La mouche des brous du noyer : un ravageur américain sur tout le territoire suisse pour cause de changement climatique

Wädenswil, 12.10.2010 - Le changement climatique permet aux espèces animales et végétales originaires de régions plus tempérées de se propager en Suisse. Ces nouveaux venus sont susceptibles de donner bien du fil à retordre à nos agriculteurs. Afin d'entraver l'introduction ou l'immigration d'autres insectes allogènes, il faut en connaître les voies et les facteurs de propagation. C'est la raison pour laquelle les entomologistes de la Station de recherche Agroscope Changins-Wädenswil ACW se sont penchés sur la mouche des brous du noyer, une espèce qui s'est propagée en Suisse depuis peu. Leurs conclusions montrent que la barrière du froid au niveau de la crête des Alpes se rétrécit de plus en plus, ne constituant désormais plus un obstacle infranchissable.

Cette année, un événement vient ternir la joie de nombreux propriétaires de noyers suisses à l'aube de la récolte des noix : les fruits noircissent sur l'arbre. Par ailleurs, l'enveloppe charnue du fruit ne se détache pas naturellement à maturité, mais forme une masse poisseuse collant à la noix et pullulant parfois de vers. Le ravageur à l'origine de ce phénomène est la mouche des brous du noyer, dont les larves attaquent certes rarement le cerneau, mais font de la récolte une tâche difficile et peu appétissante. Ce problème n'existe que depuis peu de temps. En effet, à l'origine, la mouche des brous du noyer (Rhagoletis completa) ne se rencontrait que dans le sud-ouest des États-Unis et au Mexique. Ce n'est que vers les années 80 qu'elle a été introduite en Europe. Pendant environ 15 ans, la crête des Alpes a réussi à empêcher cette espèce de progresser du Tessin jusqu'en Suisse septentrionale (voir ci-dessous), mais depuis 2005, on ne peut plus retenir sa propagation. Cela vaut toutefois la peine de chercher à en comprendre les voies de propagation et les facteurs climatiques favorables afin de pouvoir se défendre contre les invasions futures d'autres espèces.

Tout le territoire suisse est touché, mais à des degrés différents

En collaboration avec des scientifiques de l'Instituto de Ecología de Xalapa (Mexique), les entomologistes de la Station de recherche Agroscope Changins-Wädenswil ACW se sont livrés à des recherches sur la mouche des brous du noyer en Suisse (voir ci-dessous).
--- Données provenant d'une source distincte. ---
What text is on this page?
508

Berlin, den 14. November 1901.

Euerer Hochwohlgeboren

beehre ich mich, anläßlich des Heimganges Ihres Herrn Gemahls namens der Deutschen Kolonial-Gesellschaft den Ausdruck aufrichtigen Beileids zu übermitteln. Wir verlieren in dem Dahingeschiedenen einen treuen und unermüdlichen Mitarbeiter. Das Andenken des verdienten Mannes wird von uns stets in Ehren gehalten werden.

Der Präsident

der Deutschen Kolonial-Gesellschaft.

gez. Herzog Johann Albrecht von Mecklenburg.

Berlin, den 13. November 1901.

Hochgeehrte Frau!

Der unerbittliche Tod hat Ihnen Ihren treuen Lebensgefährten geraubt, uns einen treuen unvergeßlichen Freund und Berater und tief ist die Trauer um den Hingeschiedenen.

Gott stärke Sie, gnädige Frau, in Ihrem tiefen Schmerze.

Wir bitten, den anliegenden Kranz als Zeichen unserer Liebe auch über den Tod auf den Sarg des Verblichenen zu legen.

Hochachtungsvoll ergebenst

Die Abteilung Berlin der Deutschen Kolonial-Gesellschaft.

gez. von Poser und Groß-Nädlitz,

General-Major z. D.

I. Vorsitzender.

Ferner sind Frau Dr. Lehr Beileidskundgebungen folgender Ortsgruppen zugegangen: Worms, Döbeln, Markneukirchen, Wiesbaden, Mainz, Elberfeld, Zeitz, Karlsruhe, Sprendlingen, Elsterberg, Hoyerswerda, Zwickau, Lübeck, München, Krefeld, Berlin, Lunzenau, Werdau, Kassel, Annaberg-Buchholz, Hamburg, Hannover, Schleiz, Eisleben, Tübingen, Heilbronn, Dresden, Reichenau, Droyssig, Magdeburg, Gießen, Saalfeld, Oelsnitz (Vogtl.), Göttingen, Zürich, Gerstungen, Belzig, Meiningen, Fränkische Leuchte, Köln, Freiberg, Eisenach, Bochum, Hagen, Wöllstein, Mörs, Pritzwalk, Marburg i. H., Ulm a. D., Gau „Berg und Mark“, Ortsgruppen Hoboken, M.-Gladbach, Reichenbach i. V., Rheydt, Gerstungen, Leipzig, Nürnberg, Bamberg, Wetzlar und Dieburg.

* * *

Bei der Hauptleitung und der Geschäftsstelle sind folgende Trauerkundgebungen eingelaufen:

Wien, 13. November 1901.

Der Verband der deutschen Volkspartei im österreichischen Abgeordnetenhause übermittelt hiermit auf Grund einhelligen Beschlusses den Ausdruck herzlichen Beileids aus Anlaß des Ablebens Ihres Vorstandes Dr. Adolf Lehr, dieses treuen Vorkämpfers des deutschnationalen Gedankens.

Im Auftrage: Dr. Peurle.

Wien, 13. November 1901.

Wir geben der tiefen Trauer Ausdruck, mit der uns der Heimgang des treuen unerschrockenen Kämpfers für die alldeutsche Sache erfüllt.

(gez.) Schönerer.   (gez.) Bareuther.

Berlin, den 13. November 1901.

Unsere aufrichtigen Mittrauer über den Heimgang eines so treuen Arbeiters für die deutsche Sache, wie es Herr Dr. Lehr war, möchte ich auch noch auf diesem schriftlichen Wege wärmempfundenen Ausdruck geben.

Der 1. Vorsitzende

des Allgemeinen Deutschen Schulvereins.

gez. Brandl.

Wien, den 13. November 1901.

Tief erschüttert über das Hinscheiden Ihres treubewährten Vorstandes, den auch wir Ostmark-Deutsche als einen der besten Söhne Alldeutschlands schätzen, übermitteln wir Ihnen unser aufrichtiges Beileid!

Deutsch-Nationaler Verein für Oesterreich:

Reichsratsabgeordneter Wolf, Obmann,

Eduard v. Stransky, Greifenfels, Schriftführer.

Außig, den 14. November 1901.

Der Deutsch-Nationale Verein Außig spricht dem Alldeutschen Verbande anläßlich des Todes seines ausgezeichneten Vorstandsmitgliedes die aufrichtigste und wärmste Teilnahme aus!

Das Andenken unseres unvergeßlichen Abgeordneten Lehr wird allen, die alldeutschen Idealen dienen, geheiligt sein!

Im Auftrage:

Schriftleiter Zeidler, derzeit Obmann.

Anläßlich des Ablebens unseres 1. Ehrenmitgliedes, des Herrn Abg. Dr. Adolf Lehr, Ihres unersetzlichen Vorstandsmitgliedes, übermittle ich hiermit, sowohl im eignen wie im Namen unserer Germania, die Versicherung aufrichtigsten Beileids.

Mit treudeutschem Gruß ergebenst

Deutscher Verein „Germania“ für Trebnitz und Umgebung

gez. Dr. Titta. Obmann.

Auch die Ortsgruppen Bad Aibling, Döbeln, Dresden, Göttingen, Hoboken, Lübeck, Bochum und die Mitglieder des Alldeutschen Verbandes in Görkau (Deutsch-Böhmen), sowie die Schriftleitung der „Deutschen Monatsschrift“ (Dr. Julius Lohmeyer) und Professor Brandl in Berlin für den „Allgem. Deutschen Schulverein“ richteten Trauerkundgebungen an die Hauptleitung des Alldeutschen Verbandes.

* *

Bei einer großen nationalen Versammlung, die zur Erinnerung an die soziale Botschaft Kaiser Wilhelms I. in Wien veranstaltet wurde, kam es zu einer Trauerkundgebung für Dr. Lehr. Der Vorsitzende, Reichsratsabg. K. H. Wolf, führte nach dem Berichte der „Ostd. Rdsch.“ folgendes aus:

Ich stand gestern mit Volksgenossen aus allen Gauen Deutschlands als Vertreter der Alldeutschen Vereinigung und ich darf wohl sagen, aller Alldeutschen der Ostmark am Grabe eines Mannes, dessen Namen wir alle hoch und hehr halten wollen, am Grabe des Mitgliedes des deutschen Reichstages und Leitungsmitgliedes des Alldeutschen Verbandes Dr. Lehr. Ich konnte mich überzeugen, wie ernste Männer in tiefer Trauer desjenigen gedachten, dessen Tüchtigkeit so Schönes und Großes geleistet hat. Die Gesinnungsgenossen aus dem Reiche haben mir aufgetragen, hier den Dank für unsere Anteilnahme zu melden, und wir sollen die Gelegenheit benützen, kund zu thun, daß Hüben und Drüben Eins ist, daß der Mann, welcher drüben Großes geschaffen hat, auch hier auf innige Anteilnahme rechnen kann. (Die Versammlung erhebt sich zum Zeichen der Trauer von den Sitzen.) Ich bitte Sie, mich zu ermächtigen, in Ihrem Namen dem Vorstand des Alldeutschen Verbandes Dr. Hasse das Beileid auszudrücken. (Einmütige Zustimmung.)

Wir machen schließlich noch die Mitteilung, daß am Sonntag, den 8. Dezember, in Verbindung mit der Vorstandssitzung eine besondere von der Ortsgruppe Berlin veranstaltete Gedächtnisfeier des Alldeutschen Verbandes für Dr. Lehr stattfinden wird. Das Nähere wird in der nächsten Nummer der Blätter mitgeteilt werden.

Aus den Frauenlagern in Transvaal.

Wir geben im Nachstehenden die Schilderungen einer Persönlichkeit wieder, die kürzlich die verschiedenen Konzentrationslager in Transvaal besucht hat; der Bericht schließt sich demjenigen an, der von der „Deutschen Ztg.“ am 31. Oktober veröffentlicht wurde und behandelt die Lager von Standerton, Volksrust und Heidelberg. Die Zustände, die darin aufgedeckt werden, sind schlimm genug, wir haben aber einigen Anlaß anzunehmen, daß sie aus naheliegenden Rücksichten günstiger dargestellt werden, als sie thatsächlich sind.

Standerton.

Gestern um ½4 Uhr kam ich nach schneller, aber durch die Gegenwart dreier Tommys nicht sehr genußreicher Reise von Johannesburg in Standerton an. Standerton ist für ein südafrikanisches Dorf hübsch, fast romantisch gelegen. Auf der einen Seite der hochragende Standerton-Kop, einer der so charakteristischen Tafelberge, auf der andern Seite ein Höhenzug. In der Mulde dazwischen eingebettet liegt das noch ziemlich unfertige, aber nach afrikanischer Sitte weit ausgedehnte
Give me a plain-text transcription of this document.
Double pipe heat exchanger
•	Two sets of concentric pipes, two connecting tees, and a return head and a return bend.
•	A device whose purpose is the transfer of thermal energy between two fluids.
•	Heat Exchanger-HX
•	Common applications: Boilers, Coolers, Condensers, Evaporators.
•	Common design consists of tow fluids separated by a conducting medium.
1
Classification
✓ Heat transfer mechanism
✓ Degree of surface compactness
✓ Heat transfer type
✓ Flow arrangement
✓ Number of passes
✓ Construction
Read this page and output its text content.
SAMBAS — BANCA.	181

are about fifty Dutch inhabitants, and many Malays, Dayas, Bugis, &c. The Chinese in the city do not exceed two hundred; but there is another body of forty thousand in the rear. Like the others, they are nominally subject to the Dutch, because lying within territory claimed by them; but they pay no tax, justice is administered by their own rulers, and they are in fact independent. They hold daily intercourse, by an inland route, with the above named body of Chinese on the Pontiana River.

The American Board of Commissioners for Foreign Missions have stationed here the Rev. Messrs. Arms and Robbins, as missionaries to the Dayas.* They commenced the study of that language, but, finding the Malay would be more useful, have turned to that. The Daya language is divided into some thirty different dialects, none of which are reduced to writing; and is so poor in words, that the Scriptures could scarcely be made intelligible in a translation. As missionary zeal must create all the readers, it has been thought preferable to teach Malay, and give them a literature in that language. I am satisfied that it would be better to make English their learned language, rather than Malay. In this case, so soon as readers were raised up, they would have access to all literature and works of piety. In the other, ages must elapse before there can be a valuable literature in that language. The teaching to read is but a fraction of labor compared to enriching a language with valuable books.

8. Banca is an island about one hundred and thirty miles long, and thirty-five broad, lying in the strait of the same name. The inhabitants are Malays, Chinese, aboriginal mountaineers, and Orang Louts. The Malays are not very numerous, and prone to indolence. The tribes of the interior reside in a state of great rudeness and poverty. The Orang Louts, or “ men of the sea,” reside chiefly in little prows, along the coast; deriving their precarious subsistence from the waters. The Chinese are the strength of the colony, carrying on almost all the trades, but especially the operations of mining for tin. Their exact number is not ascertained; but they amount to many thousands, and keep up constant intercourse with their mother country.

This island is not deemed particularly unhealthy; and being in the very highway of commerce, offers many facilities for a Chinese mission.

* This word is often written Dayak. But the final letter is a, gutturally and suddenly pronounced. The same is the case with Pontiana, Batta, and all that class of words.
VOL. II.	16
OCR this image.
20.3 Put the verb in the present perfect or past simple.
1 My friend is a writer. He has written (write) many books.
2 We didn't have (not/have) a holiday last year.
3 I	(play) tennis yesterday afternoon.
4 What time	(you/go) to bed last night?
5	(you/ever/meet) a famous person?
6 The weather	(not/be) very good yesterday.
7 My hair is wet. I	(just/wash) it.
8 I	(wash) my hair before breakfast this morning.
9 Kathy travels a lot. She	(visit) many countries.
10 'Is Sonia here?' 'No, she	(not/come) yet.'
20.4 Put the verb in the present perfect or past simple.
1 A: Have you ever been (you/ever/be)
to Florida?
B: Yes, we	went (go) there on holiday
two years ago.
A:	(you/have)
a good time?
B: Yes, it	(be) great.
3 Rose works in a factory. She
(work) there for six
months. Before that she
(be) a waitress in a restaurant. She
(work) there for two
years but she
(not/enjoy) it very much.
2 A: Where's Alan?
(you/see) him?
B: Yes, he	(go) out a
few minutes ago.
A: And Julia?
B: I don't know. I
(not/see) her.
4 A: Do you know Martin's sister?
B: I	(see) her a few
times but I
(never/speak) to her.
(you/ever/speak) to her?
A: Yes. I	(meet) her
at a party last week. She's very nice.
Ces recherches ont révélé que les différentes variétés de noix sont touchées à des degrés très divers par le ravageur, un aspect dont il conviendra de tenir compte à l'avenir pour les nouvelles plantations. Cette mouche s'est néanmoins répandue entre-temps dans toutes les régions de Suisse, ne se laissant même pas rebuter par le froid hivernal. Sa présence et le degré d'infestation des noyers dépendent en revanche des températures au printemps et donc de la longueur de la saison. Ainsi, les régions où les températures printanières n'atteignent pas 7° C sont à peine touchées.

La barrière du froid de la crête des Alpes se rétrécit de plus en plus

Les calculs climatiques des chercheurs révèlent de plus que cette zone froide autour de la crête des Alpes n'a cessé de rétrécir au cours des 20 dernières années. C'est la raison pour laquelle les Alpes, avec le réchauffement prévu, joueront de moins en moins le rôle de barrière. Ainsi, la zone située autour du Gothard, peu hospitalière pour notre ravageur, est passée de 50 km en 1990 à 20 km en moyenne au cours des 10 dernières années ; à l'avenir, la valeur moyenne atteindra env. 15 km. Lors de printemps particulièrement doux comme en 2007, la barrière ne faisait plus que 11 km de large.

«La mouche des brous du noyer n'est qu'un exemple. D'autres insectes nuisibles peuvent suivre. Nous devons observer exactement les espèces qui s'installent dans la zone méditerranéenne, car en raison du changement climatique, les Alpes protègent de moins en moins nos importantes régions de cultures fruitières. Et nous devons très bien comprendre la biologie et les exigences climatiques des espèces», comme l'explique Jörg Samietz, entomologiste et chef du groupe zoologie chez ACW, où des experts se penchent sur le dépistage précoce et la surveillance (monitoring) des espèces invasives.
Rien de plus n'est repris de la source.